Mobbing begegnet man mit Mut und Aufrichtigkeit. Die Liebe einer Mutter wird ihr wieder in den Kopf geprügelt. Das krebskranke Mädchen, welches sich das Leben nehmen wollte, zeigen wir besser nie wieder. Macht die Leute ja nur traurig. Und die drei die es fast geschafft hätten? Na, ja. Die eine wollte ja eh nie. Die andere bekommt halt einen Freund. Und die Dritte im Bunde? Ist doch egal. Versucht es wahrscheinlich nächsten Monat nochmal.

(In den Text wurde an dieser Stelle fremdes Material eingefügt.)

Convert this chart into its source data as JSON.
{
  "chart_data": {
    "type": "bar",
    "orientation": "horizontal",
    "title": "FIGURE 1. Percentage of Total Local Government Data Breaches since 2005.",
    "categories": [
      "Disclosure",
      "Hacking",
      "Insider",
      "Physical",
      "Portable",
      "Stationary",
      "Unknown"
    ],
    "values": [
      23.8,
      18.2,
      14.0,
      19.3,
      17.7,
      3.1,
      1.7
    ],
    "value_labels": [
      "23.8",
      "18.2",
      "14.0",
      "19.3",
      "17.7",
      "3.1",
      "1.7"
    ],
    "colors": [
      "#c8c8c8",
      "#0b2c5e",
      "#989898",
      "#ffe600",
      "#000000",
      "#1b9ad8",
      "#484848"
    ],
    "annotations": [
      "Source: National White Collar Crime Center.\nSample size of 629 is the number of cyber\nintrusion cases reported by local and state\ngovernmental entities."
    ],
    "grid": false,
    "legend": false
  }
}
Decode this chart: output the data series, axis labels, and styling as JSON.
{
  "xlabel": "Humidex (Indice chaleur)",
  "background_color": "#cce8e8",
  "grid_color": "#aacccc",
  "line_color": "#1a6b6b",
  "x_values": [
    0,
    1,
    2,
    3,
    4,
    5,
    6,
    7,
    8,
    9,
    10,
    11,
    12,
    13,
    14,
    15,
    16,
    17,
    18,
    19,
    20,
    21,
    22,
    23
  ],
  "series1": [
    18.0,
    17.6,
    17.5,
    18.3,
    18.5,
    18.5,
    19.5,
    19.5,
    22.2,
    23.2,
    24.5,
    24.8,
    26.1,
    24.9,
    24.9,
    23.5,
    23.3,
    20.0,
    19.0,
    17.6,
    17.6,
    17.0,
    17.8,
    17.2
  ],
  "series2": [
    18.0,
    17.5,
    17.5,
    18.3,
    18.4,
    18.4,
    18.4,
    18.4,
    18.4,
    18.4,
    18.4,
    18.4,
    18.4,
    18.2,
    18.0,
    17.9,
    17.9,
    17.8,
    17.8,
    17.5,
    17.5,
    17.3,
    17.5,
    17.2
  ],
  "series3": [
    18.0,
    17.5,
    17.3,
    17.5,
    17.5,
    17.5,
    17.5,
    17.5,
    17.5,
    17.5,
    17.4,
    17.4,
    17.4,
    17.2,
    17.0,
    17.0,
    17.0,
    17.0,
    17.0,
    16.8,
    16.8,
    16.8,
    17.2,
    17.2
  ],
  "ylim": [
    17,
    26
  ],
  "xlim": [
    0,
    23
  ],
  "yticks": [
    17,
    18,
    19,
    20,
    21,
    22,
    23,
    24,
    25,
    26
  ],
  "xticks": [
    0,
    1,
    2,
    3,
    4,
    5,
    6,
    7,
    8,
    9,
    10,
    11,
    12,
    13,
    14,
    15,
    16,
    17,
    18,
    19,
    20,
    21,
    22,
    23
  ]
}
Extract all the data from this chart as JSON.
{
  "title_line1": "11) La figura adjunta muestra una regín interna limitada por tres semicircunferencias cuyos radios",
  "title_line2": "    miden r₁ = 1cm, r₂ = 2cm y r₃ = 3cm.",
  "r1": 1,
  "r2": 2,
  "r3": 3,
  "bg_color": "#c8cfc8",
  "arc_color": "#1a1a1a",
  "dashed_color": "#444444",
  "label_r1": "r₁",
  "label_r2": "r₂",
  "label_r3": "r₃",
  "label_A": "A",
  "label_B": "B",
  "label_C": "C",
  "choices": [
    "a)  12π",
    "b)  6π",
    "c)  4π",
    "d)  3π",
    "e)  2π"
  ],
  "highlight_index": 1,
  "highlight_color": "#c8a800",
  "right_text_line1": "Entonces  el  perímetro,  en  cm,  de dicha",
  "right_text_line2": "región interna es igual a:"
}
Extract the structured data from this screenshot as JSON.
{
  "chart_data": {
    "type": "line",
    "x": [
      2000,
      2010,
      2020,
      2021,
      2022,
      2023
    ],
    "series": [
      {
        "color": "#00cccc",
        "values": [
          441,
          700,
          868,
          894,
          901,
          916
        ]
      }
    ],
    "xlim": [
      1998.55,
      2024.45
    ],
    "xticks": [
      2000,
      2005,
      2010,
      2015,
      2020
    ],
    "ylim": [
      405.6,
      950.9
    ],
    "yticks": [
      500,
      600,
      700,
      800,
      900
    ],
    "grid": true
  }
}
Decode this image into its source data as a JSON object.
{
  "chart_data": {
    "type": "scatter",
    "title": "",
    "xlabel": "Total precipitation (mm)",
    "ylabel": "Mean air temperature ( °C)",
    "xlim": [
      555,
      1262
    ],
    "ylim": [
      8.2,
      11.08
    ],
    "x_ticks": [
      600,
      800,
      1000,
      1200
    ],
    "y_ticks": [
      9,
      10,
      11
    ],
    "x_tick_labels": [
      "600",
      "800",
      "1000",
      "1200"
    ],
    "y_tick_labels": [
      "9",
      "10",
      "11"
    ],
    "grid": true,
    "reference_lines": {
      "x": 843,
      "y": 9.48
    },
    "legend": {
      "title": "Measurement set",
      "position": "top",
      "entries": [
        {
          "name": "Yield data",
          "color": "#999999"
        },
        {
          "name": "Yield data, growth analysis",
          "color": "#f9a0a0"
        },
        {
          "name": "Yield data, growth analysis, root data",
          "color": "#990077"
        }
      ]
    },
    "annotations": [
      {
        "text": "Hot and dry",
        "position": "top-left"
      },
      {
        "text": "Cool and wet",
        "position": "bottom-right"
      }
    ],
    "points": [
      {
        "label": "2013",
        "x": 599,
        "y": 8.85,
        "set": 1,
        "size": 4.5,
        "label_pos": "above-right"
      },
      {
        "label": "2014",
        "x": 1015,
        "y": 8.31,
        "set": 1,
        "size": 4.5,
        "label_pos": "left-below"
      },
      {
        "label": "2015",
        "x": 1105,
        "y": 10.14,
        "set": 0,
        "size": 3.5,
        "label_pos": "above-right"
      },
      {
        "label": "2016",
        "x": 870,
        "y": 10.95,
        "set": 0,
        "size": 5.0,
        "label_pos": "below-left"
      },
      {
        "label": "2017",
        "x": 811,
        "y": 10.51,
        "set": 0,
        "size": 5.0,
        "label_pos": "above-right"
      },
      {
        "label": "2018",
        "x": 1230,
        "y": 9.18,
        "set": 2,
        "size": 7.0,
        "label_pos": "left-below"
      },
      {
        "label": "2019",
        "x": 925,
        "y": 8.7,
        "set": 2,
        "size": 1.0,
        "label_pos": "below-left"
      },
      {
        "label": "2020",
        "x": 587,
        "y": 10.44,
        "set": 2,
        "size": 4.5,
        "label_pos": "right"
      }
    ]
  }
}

Ich weiß an dieser Stelle nicht, ob wir einfach kein Mitleid mit gewissen Figuren haben sollen oder ob es den Machern von vornherein egal war. Fakt ist jedoch, dass „Fack Ju Göhte 3“ lediglich auf seinen Humor baut und alles andere entweder strafbar schlecht macht oder sich einfach nicht weiter bemüht wurde, da das Grundrezept halt keinerlei Würze durch geschicktes Storytelling verlangt. Die Einstellung mag das Herz am rechten Fleck inne haben, das Ergebnis enttäuscht nichtsdestoweniger.

Fazit

Weder besser, noch wirklich schlechter als die ersten beiden Teile. Die grobe Geschichte, doch allen voran die dramaturgischen Höhepunkte, sind eins zu eins übernommen worden und bieten keinerlei Mehrwert. Die erzwungenen, sich humoristisch anbiedernden Szenen strahlen vor Einfallslosigkeit. Dafür funktioniert die Chemie zwischen den Charakteren, was in erstklassiger Situationskomik und wirklich guten Sprüchen mündet. Nette Abendunterhaltung — wie immer.